Donald Trump a paraphé le décret dans le Bureau ovale, en présence de Roger Penske, lauréat de la Presidential Medal of Freedom en 2019, et d’Eric Shanks, PDG de FOX Sports. Le document ordonne à la maire de Washington D.C., Muriel Bowser, de collaborer avec l’administration fédérale pour concrétiser l’événement. Les départements de l’Intérieur et des Transports sont chargés de concevoir le tracé avec IndyCar et de sécuriser le financement.3

« IndyCar est une source de fierté et d’amusement pour notre Nation, c’est pourquoi je suis ravi d’annoncer le Freedom 250 Grand Prix de Washington, D.C. », a déclaré Trump. Il a souligné que cette course, la première du genre près du National Mall, mettra en valeur la majesté de la ville tout en célébrant l’anniversaire du pays. Penske, propriétaire de l’Indianapolis Motor Speedway, a salué l’occasion de transposer plus d’un siècle d’histoire motorsport dans la capitale.

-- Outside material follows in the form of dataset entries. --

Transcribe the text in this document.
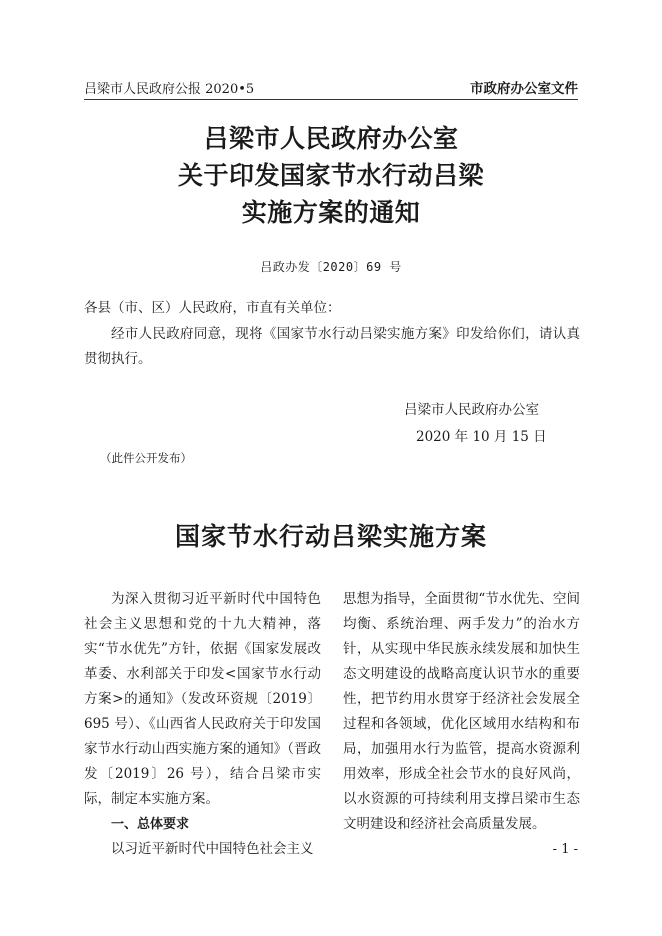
吕梁市人民政府公报 2020•5	市政府办公室文件
吕梁市人民政府办公室
关于印发国家节水行动吕梁
实施方案的通知
吕政办发〔2020〕69 号
各县（市、区）人民政府，市直有关单位：
经市人民政府同意，现将《国家节水行动吕梁实施方案》印发给你们，请认真贯彻执行。
吕梁市人民政府办公室
2020 年 10 月 15 日
（此件公开发布）
国家节水行动吕梁实施方案
为深入贯彻习近平新时代中国特色社会主义思想和党的十九大精神，落实“节水优先”方针，依据《国家发展改革委、水利部关于印发<国家节水行动方案>的通知》（发改环资规〔2019〕695 号）、《山西省人民政府关于印发国家节水行动山西实施方案的通知》（晋政发〔2019〕26 号），结合吕梁市实际，制定本实施方案。
一、总体要求
以习近平新时代中国特色社会主义
思想为指导，全面贯彻“节水优先、空间均衡、系统治理、两手发力”的治水方针，从实现中华民族永续发展和加快生态文明建设的战略高度认识节水的重要性，把节约用水贯穿于经济社会发展全过程和各领域，优化区域用水结构和布局，加强用水行为监管，提高水资源利用效率，形成全社会节水的良好风尚，以水资源的可持续利用支撑吕梁市生态文明建设和经济社会高质量发展。
- 1 -
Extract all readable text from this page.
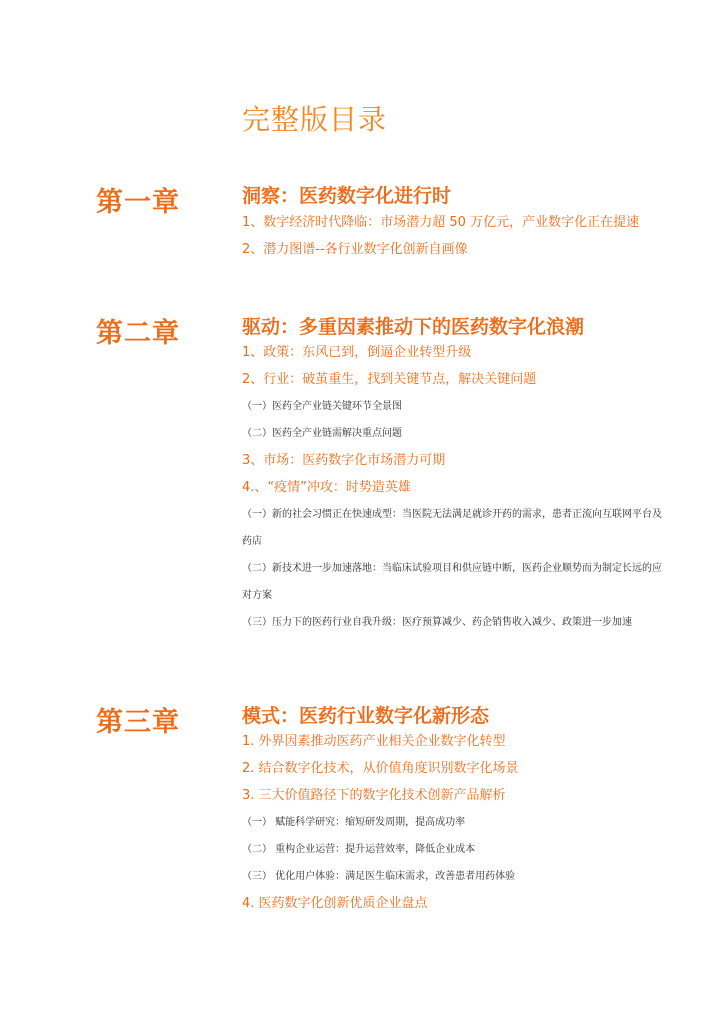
完整版目录
第一章	洞察：医药数字化进行时
1、数字经济时代降临：市场潜力超 50 万亿元，产业数字化正在提速
2、潜力图谱--各行业数字化创新自画像
第二章	驱动：多重因素推动下的医药数字化浪潮
1、政策：东风已到，倒逼企业转型升级
2、行业：破茧重生，找到关键节点，解决关键问题
（一）医药全产业链关键环节全景图
（二）医药全产业链需解决重点问题
3、市场：医药数字化市场潜力可期
4.、“疫情”冲攻：时势造英雄
（一）新的社会习惯正在快速成型：当医院无法满足就诊开药的需求，患者正流向互联网平台及药店
（二）新技术进一步加速落地：当临床试验项目和供应链中断，医药企业顺势而为制定长远的应对方案
（三）压力下的医药行业自我升级：医疗预算减少、药企销售收入减少、政策进一步加速
第三章	模式：医药行业数字化新形态
1. 外界因素推动医药产业相关企业数字化转型
2. 结合数字化技术，从价值角度识别数字化场景
3. 三大价值路径下的数字化技术创新产品解析
（一） 赋能科学研究：缩短研发周期，提高成功率
（二） 重构企业运营：提升运营效率，降低企业成本
（三） 优化用户体验：满足医生临床需求，改善患者用药体验
4. 医药数字化创新优质企业盘点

Le secrétaire Duffy a insisté sur l’accès gratuit pour le public : « C’est gratuit pour les Américains, venez à la capitale voir une grande course sur route. Liberté, Amérique, vitesse, course sur route, ça ne peut pas être plus américain que ça. » Shanks a crédité Duffy et le secrétaire à l’Intérieur Doug Burgum d’avoir sauvé le projet après des réunions intenses. Cette implication fédérale contourne les interdictions habituelles de publicités sur les terrains du Capitole.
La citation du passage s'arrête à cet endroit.